Xiao, H., Tilmann, F., van den Ende, M., Rivet, D., Loureiro, A., Tsuji, T., Ugalde, A., Shi, Q., Denolle, M. A. (2026): DeepSubDAS: an earthquake phase picker from submarine distributed acoustic sensing data. - Geophysical Journal International, 245, 2, ggag061.
https://doi.org/10.1093/gji/ggag061


Cite as: https://gfzpublic.gfz.de/pubman/item/item_5038804
Abstract
Given the scarcity of seismometers in marine environments, traditional seismology has limited effectiveness in oceanic regions. Submarine Distributed Acoustic Sensing (DAS) systems offer a promising alternative for seismic monitoring in these areas.
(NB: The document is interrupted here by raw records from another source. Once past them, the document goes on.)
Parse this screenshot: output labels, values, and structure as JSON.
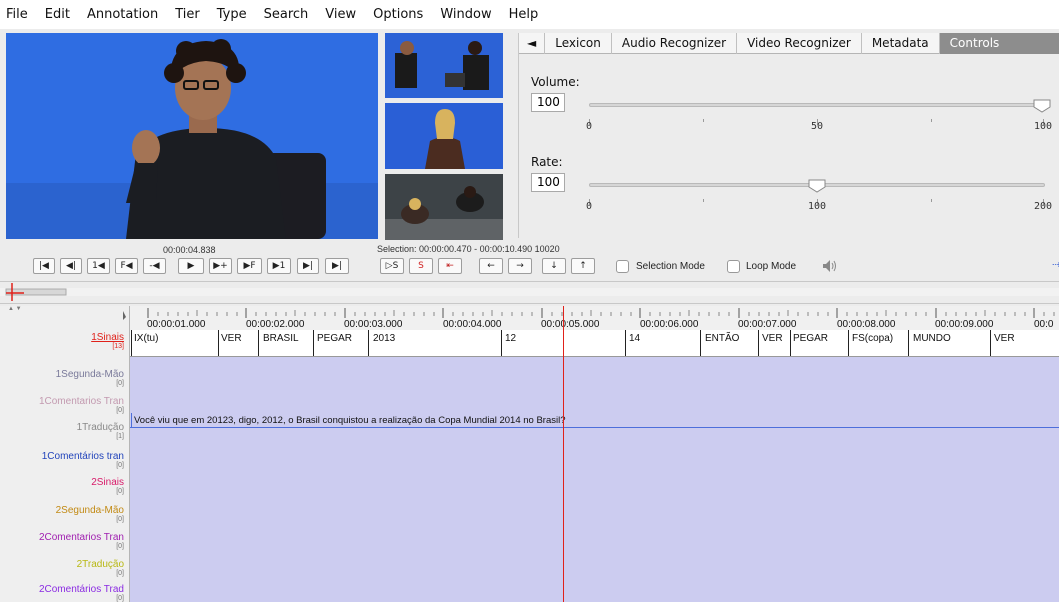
{
  "menu": [
    "File",
    "Edit",
    "Annotation",
    "Tier",
    "Type",
    "Search",
    "View",
    "Options",
    "Window",
    "Help"
  ],
  "tabs": {
    "back_arrow": "◄",
    "items": [
      "Lexicon",
      "Audio Recognizer",
      "Video Recognizer",
      "Metadata",
      "Controls"
    ],
    "active": "Controls"
  },
  "controls": {
    "volume_label": "Volume:",
    "volume_value": "100",
    "volume_ticks": [
      "0",
      "50",
      "100"
    ],
    "rate_label": "Rate:",
    "rate_value": "100",
    "rate_ticks": [
      "0",
      "100",
      "200"
    ]
  },
  "player": {
    "current_time": "00:00:04.838",
    "selection": "Selection: 00:00:00.470 - 00:00:10.490  10020",
    "buttons": [
      "|◀",
      "◀|",
      "1◀",
      "F◀",
      "-◀",
      "▶",
      "▶+",
      "▶F",
      "▶1",
      "▶|",
      "▶|"
    ],
    "sel_buttons": [
      "▷S",
      "S",
      "⇤"
    ],
    "nav_buttons": [
      "←",
      "→",
      "↓",
      "↑"
    ],
    "selection_mode": "Selection Mode",
    "loop_mode": "Loop Mode",
    "volume_icon": "speaker-icon"
  },
  "timeline": {
    "times": [
      "00:00:01.000",
      "00:00:02.000",
      "00:00:03.000",
      "00:00:04.000",
      "00:00:05.000",
      "00:00:06.000",
      "00:00:07.000",
      "00:00:08.000",
      "00:00:09.000",
      "00:0"
    ],
    "tiers": [
      {
        "name": "1Sinais",
        "count": "[13]",
        "color": "#e0211a"
      },
      {
        "name": "1Segunda-Mão",
        "count": "[0]",
        "color": "#7a7a9a"
      },
      {
        "name": "1Comentarios Tran",
        "count": "[0]",
        "color": "#c39ab0"
      },
      {
        "name": "1Tradução",
        "count": "[1]",
        "color": "#8a8a8a"
      },
      {
        "name": "1Comentários tran",
        "count": "[0]",
        "color": "#2244bb"
      },
      {
        "name": "2Sinais",
        "count": "[0]",
        "color": "#d81b6a"
      },
      {
        "name": "2Segunda-Mão",
        "count": "[0]",
        "color": "#c28a14"
      },
      {
        "name": "2Comentarios Tran",
        "count": "[0]",
        "color": "#a020b0"
      },
      {
        "name": "2Tradução",
        "count": "[0]",
        "color": "#b8b814"
      },
      {
        "name": "2Comentários Trad",
        "count": "[0]",
        "color": "#8a2be2"
      }
    ],
    "annotations": [
      "IX(tu)",
      "VER",
      "BRASIL",
      "PEGAR",
      "2013",
      "12",
      "14",
      "ENTÃO",
      "VER",
      "PEGAR",
      "FS(copa)",
      "MUNDO",
      "VER"
    ],
    "translation": "Você viu que em 20123, digo, 2012, o Brasil conquistou a realização da Copa Mundial 2014 no Brasil?"
  }
}
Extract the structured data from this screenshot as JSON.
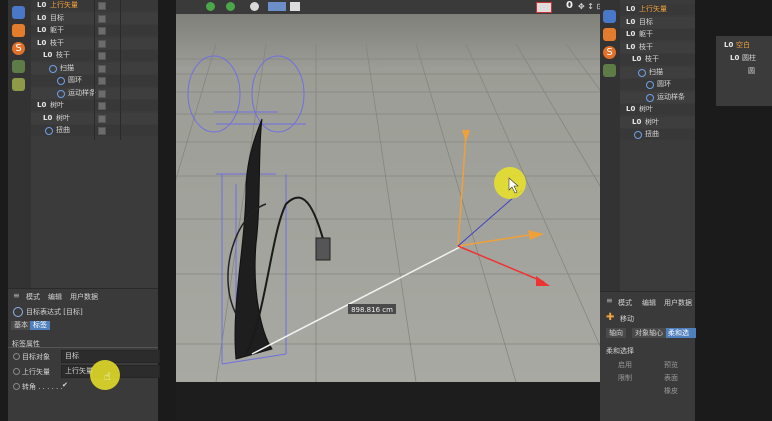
{
  "left_panel": {
    "tree": [
      {
        "prefix": "L0",
        "label": "上行矢量",
        "highlight": true
      },
      {
        "prefix": "L0",
        "label": "目标",
        "highlight": false
      },
      {
        "prefix": "L0",
        "label": "躯干",
        "highlight": false
      },
      {
        "prefix": "L0",
        "label": "枝干",
        "highlight": false
      },
      {
        "prefix": "L0",
        "label": "枝干",
        "highlight": false
      },
      {
        "prefix": "",
        "label": "扫描",
        "highlight": false
      },
      {
        "prefix": "",
        "label": "圆环",
        "highlight": false
      },
      {
        "prefix": "",
        "label": "运动样条",
        "highlight": false
      },
      {
        "prefix": "L0",
        "label": "树叶",
        "highlight": false
      },
      {
        "prefix": "L0",
        "label": "树叶",
        "highlight": false
      },
      {
        "prefix": "",
        "label": "扭曲",
        "highlight": false
      }
    ]
  },
  "attributes": {
    "menu": [
      "模式",
      "编辑",
      "用户数据"
    ],
    "title": "目标表达式 [目标]",
    "tabs": [
      "基本",
      "标签"
    ],
    "section": "标签属性",
    "fields": [
      {
        "label": "目标对象",
        "value": "目标"
      },
      {
        "label": "上行矢量",
        "value": "上行矢量"
      },
      {
        "label": "转角 . . . . . .",
        "value": "✔"
      }
    ]
  },
  "viewport": {
    "toolbar_value": "0",
    "measure_label": "898.816 cm"
  },
  "right_panel": {
    "tree": [
      {
        "prefix": "L0",
        "label": "上行矢量",
        "highlight": true
      },
      {
        "prefix": "L0",
        "label": "目标",
        "highlight": false
      },
      {
        "prefix": "L0",
        "label": "躯干",
        "highlight": false
      },
      {
        "prefix": "L0",
        "label": "枝干",
        "highlight": false
      },
      {
        "prefix": "L0",
        "label": "枝干",
        "highlight": false
      },
      {
        "prefix": "",
        "label": "扫描",
        "highlight": false
      },
      {
        "prefix": "",
        "label": "圆环",
        "highlight": false
      },
      {
        "prefix": "",
        "label": "运动样条",
        "highlight": false
      },
      {
        "prefix": "L0",
        "label": "树叶",
        "highlight": false
      },
      {
        "prefix": "L0",
        "label": "树叶",
        "highlight": false
      },
      {
        "prefix": "",
        "label": "扭曲",
        "highlight": false
      }
    ],
    "menu": [
      "模式",
      "编辑",
      "用户数据"
    ],
    "tool_title": "移动",
    "tabs": [
      "轴向",
      "对象轴心",
      "柔和选择"
    ],
    "section": "柔和选择",
    "options": [
      "启用",
      "预览",
      "限制",
      "表面",
      "橡皮"
    ]
  },
  "far_right": {
    "items": [
      {
        "prefix": "L0",
        "label": "空白"
      },
      {
        "prefix": "L0",
        "label": "圆柱"
      },
      {
        "prefix": "",
        "label": "圆"
      },
      {
        "prefix": "",
        "label": ""
      }
    ]
  },
  "colors": {
    "panel_bg": "#3a3a3a",
    "viewport_bg": "#9a9b93",
    "accent_orange": "#f2a33a",
    "highlight_yellow": "#d9d33a"
  }
}
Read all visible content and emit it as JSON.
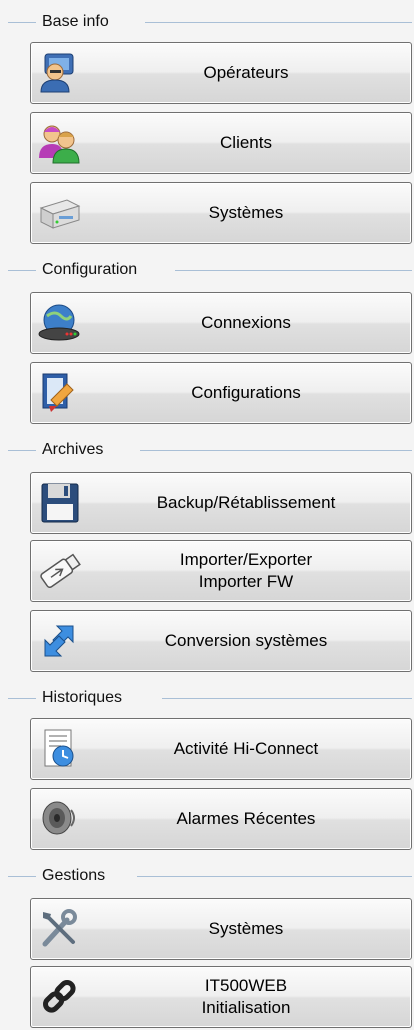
{
  "groups": [
    {
      "title": "Base info",
      "buttons": [
        {
          "label": "Opérateurs",
          "icon": "operator-icon"
        },
        {
          "label": "Clients",
          "icon": "clients-icon"
        },
        {
          "label": "Systèmes",
          "icon": "system-device-icon"
        }
      ]
    },
    {
      "title": "Configuration",
      "buttons": [
        {
          "label": "Connexions",
          "icon": "connection-globe-icon"
        },
        {
          "label": "Configurations",
          "icon": "configuration-icon"
        }
      ]
    },
    {
      "title": "Archives",
      "buttons": [
        {
          "label": "Backup/Rétablissement",
          "icon": "floppy-disk-icon"
        },
        {
          "label": "Importer/Exporter",
          "label2": "Importer FW",
          "icon": "usb-drive-icon"
        },
        {
          "label": "Conversion systèmes",
          "icon": "conversion-arrows-icon"
        }
      ]
    },
    {
      "title": "Historiques",
      "buttons": [
        {
          "label": "Activité Hi-Connect",
          "icon": "activity-log-icon"
        },
        {
          "label": "Alarmes Récentes",
          "icon": "speaker-alarm-icon"
        }
      ]
    },
    {
      "title": "Gestions",
      "buttons": [
        {
          "label": "Systèmes",
          "icon": "tools-icon"
        },
        {
          "label": "IT500WEB",
          "label2": "Initialisation",
          "icon": "chain-link-icon"
        }
      ]
    }
  ]
}
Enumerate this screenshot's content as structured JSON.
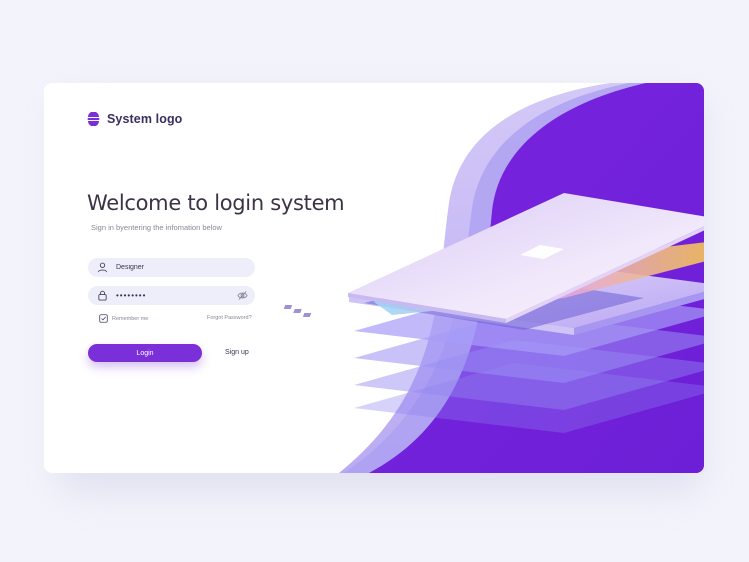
{
  "brand": {
    "logo_text": "System logo",
    "accent": "#7b2fd8"
  },
  "login": {
    "title": "Welcome to login system",
    "subtitle": "Sign in byentering the infomation below",
    "username": {
      "value": "Designer",
      "icon": "user-icon"
    },
    "password": {
      "value": "••••••••",
      "icon": "lock-icon",
      "toggle_icon": "eye-off-icon"
    },
    "remember_label": "Remember me",
    "forgot_label": "Forgot Password?",
    "login_label": "Login",
    "signup_label": "Sign up"
  },
  "illustration": {
    "icon": "laptop-illustration"
  }
}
However, the existing machine learning model trained on land-based DAS data does not perform well with submarine DAS due to differences in noise characteristics, deployment conditions and environmental factors. This study presents a machine learning approach tailored specifically to submarine DAS data to enable automated seismic event detection and P- and S-wave identification. Leveraging DeepLab v3, a neural network architecture optimized for semantic segmentation, we developed a specialized model to handle the unique challenges of submarine DAS data. Our model was trained and validated on a data set comprising nearly 57 million manually and semi-automatically labelled seismic records from multiple globally distributed submarine sites, providing a robust basis for accurate seismic detection. The model adapts to a variety of deployment scenarios and can process DAS data from cables with different lengths, configurations and channel spacings, making it versatile for various ocean environments. We thus provide an adaptable and efficient tool for automated earthquake analysis of DAS data, which has the potential to enhance real-time earthquake monitoring and tsunami early warning in submarine environments.